The following heatmap is what is produced by the above prompt, along with a short explanation of the strength of the variables with PTSPG. Note that ATOI results in 0.84 and SOGPG results in 0.81.

These are strong results, so we're going to include these two features in our predictive model.
Step 4: Train & Validate the Model
We'll now train the model using the four seasons worth of player data. Note that we only want the forwards for this model because we know defensemen tend to score less on their shots (and have higher playmaking production). The following prompt builds the linear regression model.
"You'll now build a linear regression model using ATOI and SOGPG to predict PTSPG. Create the model in a standard way, splitting the data across training, test and validation. Be sure to show the results of the model, using R Squared to illustrate the strength of the model. Be sure to only use forwards (so POSITION = C, LW & RW) as data points in the model."
After the model has been built, you should see the performance of the model.
Model Coefficients
- Intercept: -0.463
- ATOI Coefficient: +0.00076
- SOGPG Coefficient: +0.1564
Model Performance (R² Scores)
- Training Set: 0.772
- Test Set: 0.750
- Validation Set: 0.753
Interpretation
- The model explains ~75–77% of the variance in PTSPG across all splits.
- SOGPG is a stronger contributor than ATOI, based on the size of the coefficient.
- The model generalizes well, with consistent R² across test and validation sets — a good sign of no overfitting.
After ChatGPT creates the model, it will likely ask you if you want to visualize the results. Assuming you say yes, the below is what you will see.

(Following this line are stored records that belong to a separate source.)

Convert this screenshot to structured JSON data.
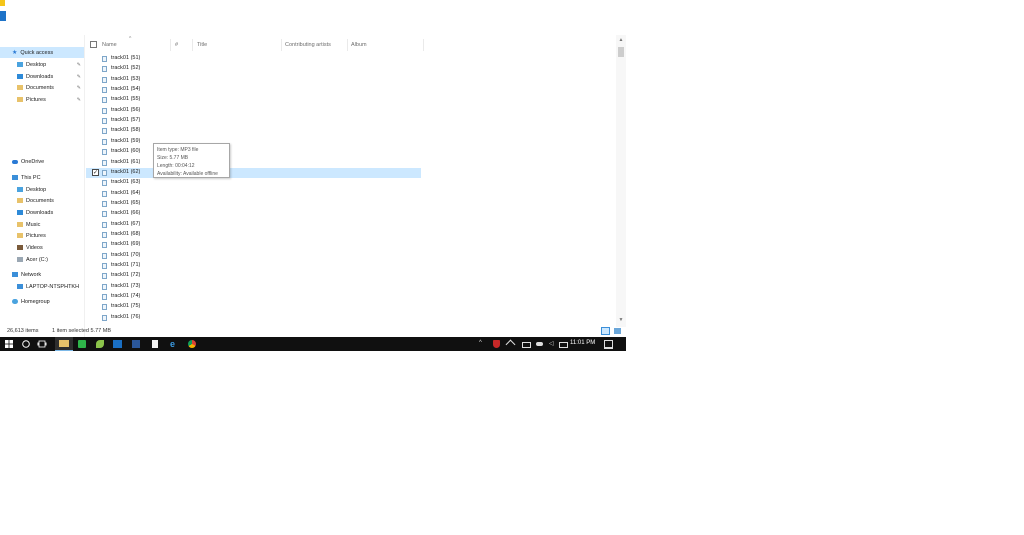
{
  "colors": {
    "selection": "#cce8ff",
    "taskbar": "#101010",
    "folder": "#e8c26a",
    "accent": "#1e73c8"
  },
  "nav": {
    "quick_access": "Quick access",
    "qa_desktop": "Desktop",
    "qa_downloads": "Downloads",
    "qa_documents": "Documents",
    "qa_pictures": "Pictures",
    "onedrive": "OneDrive",
    "this_pc": "This PC",
    "pc_desktop": "Desktop",
    "pc_documents": "Documents",
    "pc_downloads": "Downloads",
    "pc_music": "Music",
    "pc_pictures": "Pictures",
    "pc_videos": "Videos",
    "pc_drive": "Acer (C:)",
    "network": "Network",
    "laptop": "LAPTOP-NTSPHTKH",
    "homegroup": "Homegroup"
  },
  "columns": {
    "name": "Name",
    "number": "#",
    "title": "Title",
    "artists": "Contributing artists",
    "album": "Album"
  },
  "files": [
    "track01 (51)",
    "track01 (52)",
    "track01 (53)",
    "track01 (54)",
    "track01 (55)",
    "track01 (56)",
    "track01 (57)",
    "track01 (58)",
    "track01 (59)",
    "track01 (60)",
    "track01 (61)",
    "track01 (62)",
    "track01 (63)",
    "track01 (64)",
    "track01 (65)",
    "track01 (66)",
    "track01 (67)",
    "track01 (68)",
    "track01 (69)",
    "track01 (70)",
    "track01 (71)",
    "track01 (72)",
    "track01 (73)",
    "track01 (74)",
    "track01 (75)",
    "track01 (76)"
  ],
  "selected_index": 11,
  "tooltip": {
    "type": "Item type: MP3 file",
    "size": "Size: 5.77 MB",
    "length": "Length: 00:04:12",
    "availability": "Availability: Available offline"
  },
  "status": {
    "count": "26,613 items",
    "selection": "1 item selected  5.77 MB"
  },
  "taskbar": {
    "time": "11:01 PM"
  }
}
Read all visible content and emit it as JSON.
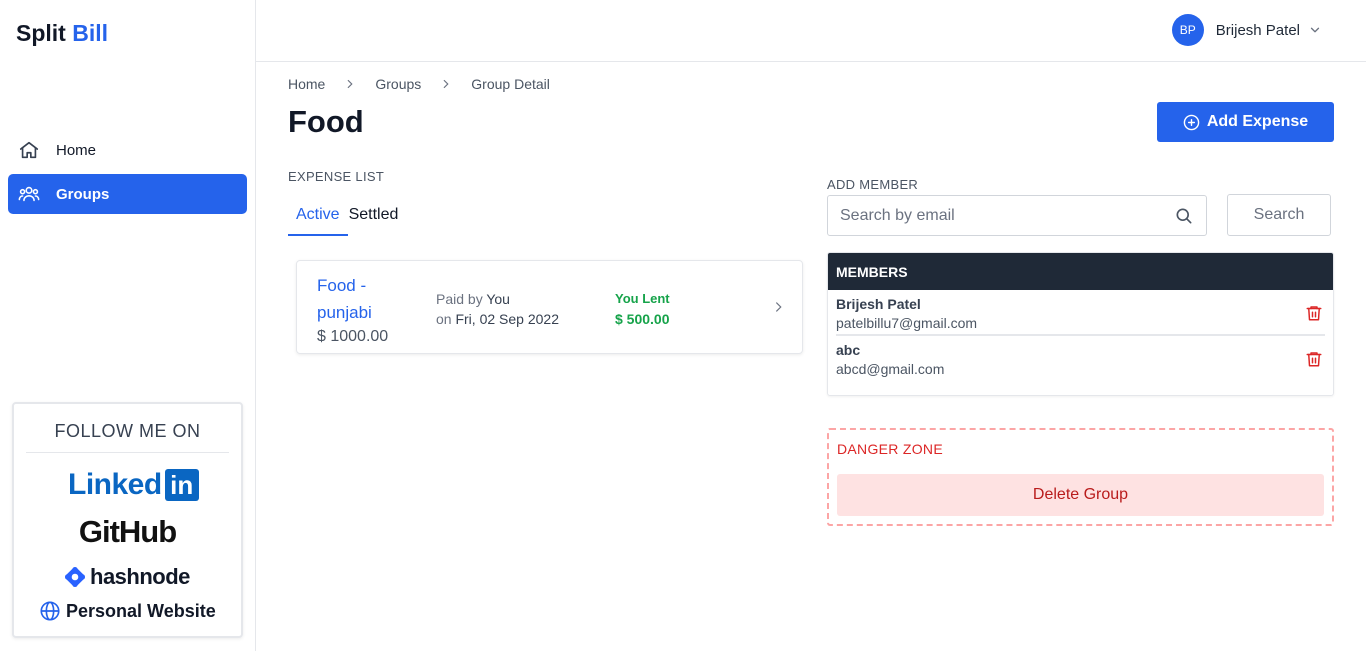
{
  "app": {
    "logo_main": "Split",
    "logo_accent": "Bill"
  },
  "sidebar": {
    "items": [
      {
        "label": "Home",
        "icon": "home-icon",
        "active": false
      },
      {
        "label": "Groups",
        "icon": "users-icon",
        "active": true
      }
    ]
  },
  "follow": {
    "title": "FOLLOW ME ON",
    "linkedin": "Linked",
    "linkedin_box": "in",
    "github": "GitHub",
    "hashnode": "hashnode",
    "website": "Personal Website"
  },
  "header": {
    "user_initials": "BP",
    "user_name": "Brijesh Patel"
  },
  "breadcrumb": [
    "Home",
    "Groups",
    "Group Detail"
  ],
  "group": {
    "title": "Food",
    "add_expense_label": "Add Expense"
  },
  "expenses": {
    "section_label": "EXPENSE LIST",
    "tabs": [
      {
        "label": "Active",
        "active": true
      },
      {
        "label": "Settled",
        "active": false
      }
    ],
    "items": [
      {
        "name": "Food - punjabi",
        "amount": "$ 1000.00",
        "paid_prefix": "Paid by",
        "paid_by": "You",
        "date_prefix": "on",
        "date": "Fri, 02 Sep 2022",
        "status": "You Lent",
        "status_amount": "$ 500.00"
      }
    ]
  },
  "add_member": {
    "section_label": "ADD MEMBER",
    "placeholder": "Search by email",
    "search_label": "Search"
  },
  "members": {
    "title": "MEMBERS",
    "items": [
      {
        "name": "Brijesh Patel",
        "email": "patelbillu7@gmail.com"
      },
      {
        "name": "abc",
        "email": "abcd@gmail.com"
      }
    ]
  },
  "danger_zone": {
    "title": "DANGER ZONE",
    "delete_label": "Delete Group"
  },
  "colors": {
    "primary": "#2563eb",
    "success": "#16a34a",
    "danger": "#dc2626",
    "dark": "#1f2937"
  }
}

The scatter plot above shows the predicted vs. actual PTSPG (Points per Game) values for the training, test and validation sets using ATOI and SOGPG as the predictors:
- Each point represents a player.
- The red dashed line indicates the ideal 1:1 relationship between predicted and actual values.
The clustering around the red line suggests the model performs well in predicting PTSPG based on ATOI and SOGPG.
Step 6: Find the Story
You can now look at the stats in any number of ways. For example, you could:
- Find the top five point-producing players using the predicted PTSPG value;
- See how the youngest players will fare in the next season; or
- Explore the data for outliers.
Using the linear regression model, the top five point-producing players for next season are as follows:

All that said, your story here could be that Nathan MacKinnon is predicted to be the top scorer in the next season. More formally:
“Based on his ability to attack the net while on the ice, Mackinnon is projected to average 1.3 PPG next season — putting him at the top of the elite NHL forwards."
Summary
This module walked through how to build a predictive model using AI. We sourced the data using Hockey Reference, cleaned and combined four seasons into a single dataset to train and test the model, ran a correlation analysis to find variables with positive relationships to PTSPG, and then built a linear regression using ATOI and SOGPG.
The predictive model used Shots on Goal per Game (SOGPG) and Time on Ice (ATOI) as the input variables and produced a strong predictive model. When we applied the model, we then discovered the top five point-producing players next year – based on the model. And then created a story around Nathan MacKinnon being next season's top point producer.
Predictive modeling gives you an edge as a content creator. And AI can help you gain that edge. You don’t need to code everything from scratch. However, you do need to ask smart questions, prep clean data, and understand what your model is saying. This means having some underlying data science knowledge is helpful.